Peg looked at as if she could see straight through me. “I haven’t heard that one,” she said. “You had a ghost?”
“Sort of. We had fear, we had tension. We had our own mortality. They rub off on a house, I think. They stay in the wood and seep through the floors.”
Peg looked at me in a way that made me nervous. “That’s exactly what I felt about my bungalow, only it was love and joy and the goodness of my husband that seeped through. He was a very good man.”
“It sounds like it,” I said. “I heard you talk about him on TV.”
She smiled again, paid for her coffee, and went outside to sit in the sun. It took me forever to get my cappuccino but when I walked outside, Peg was still sitting in the sun, like a cat at rest.
I smiled at her.
“I was wondering,” she said. “What you did with the haunted house.”
“We’re living in it,” I said, “keeping the ghosts at bay. Your house changed everything for us.”
“You sent your husband’s letters,” Peg said.
I wasn’t, somehow, surprised by this revelation—that Peg Torrey had read what I had delivered on Christmas Day. “That’s right,” I said.
“I kept those letters in a shoebox on my bedside table,” Peg explained. “I put all my favorites in there.”
“I loved your house,” I said, “and I loved that you held the contest. I’m glad it turned out so well for you.” I hesitated, then turned to leave, as if the conversation were over.
“Would you like to come by?” Peg asked.
It took me a moment to process what she was asking. “Right now?” I asked.
She nodded, waving her hand over her little wrought iron table and the empty coffee cup. “I was just about to walk home. I’d love the company.”

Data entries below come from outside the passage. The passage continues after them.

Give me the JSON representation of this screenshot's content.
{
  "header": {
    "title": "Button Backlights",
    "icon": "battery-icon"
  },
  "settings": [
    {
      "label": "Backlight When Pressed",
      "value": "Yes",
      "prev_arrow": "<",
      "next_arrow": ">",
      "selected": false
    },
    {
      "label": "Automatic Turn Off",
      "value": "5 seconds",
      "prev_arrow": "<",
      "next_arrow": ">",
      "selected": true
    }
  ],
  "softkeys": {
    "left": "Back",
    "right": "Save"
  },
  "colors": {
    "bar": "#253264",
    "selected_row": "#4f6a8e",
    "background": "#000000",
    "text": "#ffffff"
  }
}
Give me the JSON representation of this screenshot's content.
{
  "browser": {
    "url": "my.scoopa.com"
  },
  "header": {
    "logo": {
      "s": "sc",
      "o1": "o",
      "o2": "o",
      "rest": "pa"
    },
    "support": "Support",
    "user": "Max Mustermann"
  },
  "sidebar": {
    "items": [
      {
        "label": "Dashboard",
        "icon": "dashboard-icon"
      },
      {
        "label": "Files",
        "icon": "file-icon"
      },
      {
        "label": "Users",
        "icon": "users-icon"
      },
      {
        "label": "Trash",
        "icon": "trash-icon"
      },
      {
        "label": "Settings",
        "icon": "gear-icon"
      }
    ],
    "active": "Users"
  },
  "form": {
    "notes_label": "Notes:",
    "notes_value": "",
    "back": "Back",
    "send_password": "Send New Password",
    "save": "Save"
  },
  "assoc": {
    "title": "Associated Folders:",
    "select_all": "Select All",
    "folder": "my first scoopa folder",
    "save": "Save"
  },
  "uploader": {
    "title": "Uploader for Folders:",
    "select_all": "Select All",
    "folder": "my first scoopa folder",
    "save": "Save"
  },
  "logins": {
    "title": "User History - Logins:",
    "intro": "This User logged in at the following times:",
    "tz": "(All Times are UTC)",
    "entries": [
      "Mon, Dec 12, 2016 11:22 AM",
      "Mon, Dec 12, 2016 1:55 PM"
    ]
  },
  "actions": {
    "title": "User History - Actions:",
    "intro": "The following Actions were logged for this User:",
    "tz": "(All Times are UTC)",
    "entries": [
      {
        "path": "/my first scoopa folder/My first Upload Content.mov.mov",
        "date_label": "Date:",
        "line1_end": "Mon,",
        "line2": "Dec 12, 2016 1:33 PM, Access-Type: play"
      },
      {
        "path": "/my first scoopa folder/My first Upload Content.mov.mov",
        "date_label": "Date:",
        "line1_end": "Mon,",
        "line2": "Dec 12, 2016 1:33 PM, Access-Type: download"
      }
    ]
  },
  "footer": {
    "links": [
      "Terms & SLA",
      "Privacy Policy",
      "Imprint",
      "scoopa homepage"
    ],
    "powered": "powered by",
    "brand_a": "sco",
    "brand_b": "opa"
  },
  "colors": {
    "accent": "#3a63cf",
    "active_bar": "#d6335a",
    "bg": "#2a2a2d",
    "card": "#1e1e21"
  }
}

I accompanied Peg back to her house on foot. It was about a ten-minute walk along the water, then the half block in. To this day, I don’t remember taking that walk. I don’t remember if we stopped at the stop signs, if the birds were singing or the waves were pounding. One minute, I was going to Starbucks because I could barely keep my eyes open, and the next minute, I was standing at the door of Peg Torrey’s house as she fumbled for her key.
She led me into the dining room, where boxes were stacked along the walls and behind the long side of the big pine table. I turned and pointed toward the mantel, which was swept clean of all its decorations. “You had two mice bookends,” I said, remembering. “My grandmother used to have the same set. I loved to play with them. One year when I went to visit, my grandma had a copy of
My Antonia
propped up by the mice. I was too old to pretend the mice could talk and eat bits of cheese, but I still wanted them near me so I put them on the coffee table while I read Willa Cather.”
Peg threw her head back and laughed. I could see her teeth, worn down on the tops, yellow, filled with silver. “Did your grandmother have the pig?” she asked.
“No pigs,” I said.
“Come this way,” Peg said, and just like with Manon at the lingerie store when she asked me to try on the chocolate-colored bra, I felt powerless not to follow. We walked down the hallway where the mounted board games had hung, and into the master bedroom. This was a place I hadn’t seen during the open house. It wasn’t a big room, but the walls were painted New Mexican turquoise, which made it seem like a little jewel. All the furniture in the room was a rich, dark brown, except for a chair in the corner upholstered in a wild, bright chintz, with dark brown piping.
Peg closed the door behind us, and I felt my heart begin to beat faster, as if there were some kind of danger at hand. She pointed, and there, behind the door, was a little brass pig sitting on a doorstop, with his snout pushed out and his tail curled up behind him. His ears sprung out from his head just like the ears on the mice.
“I found the pig first,” Peg explained, “at a bookstore in Aspen, Colorado. This was only about ten years ago. Harry was there for a medical conference. I was so taken with the pig, that I had to bring him home. Harry gave me the mice the next year for Christmas, though he never told me where they came from. It was one of the nicest presents he ever gave me.” I could see in her smile the years of gifts she and her husband must have exchanged—years and years of getting it right and getting it wrong and every so often getting it so precisely that the gift in question made the other person’s soul sing.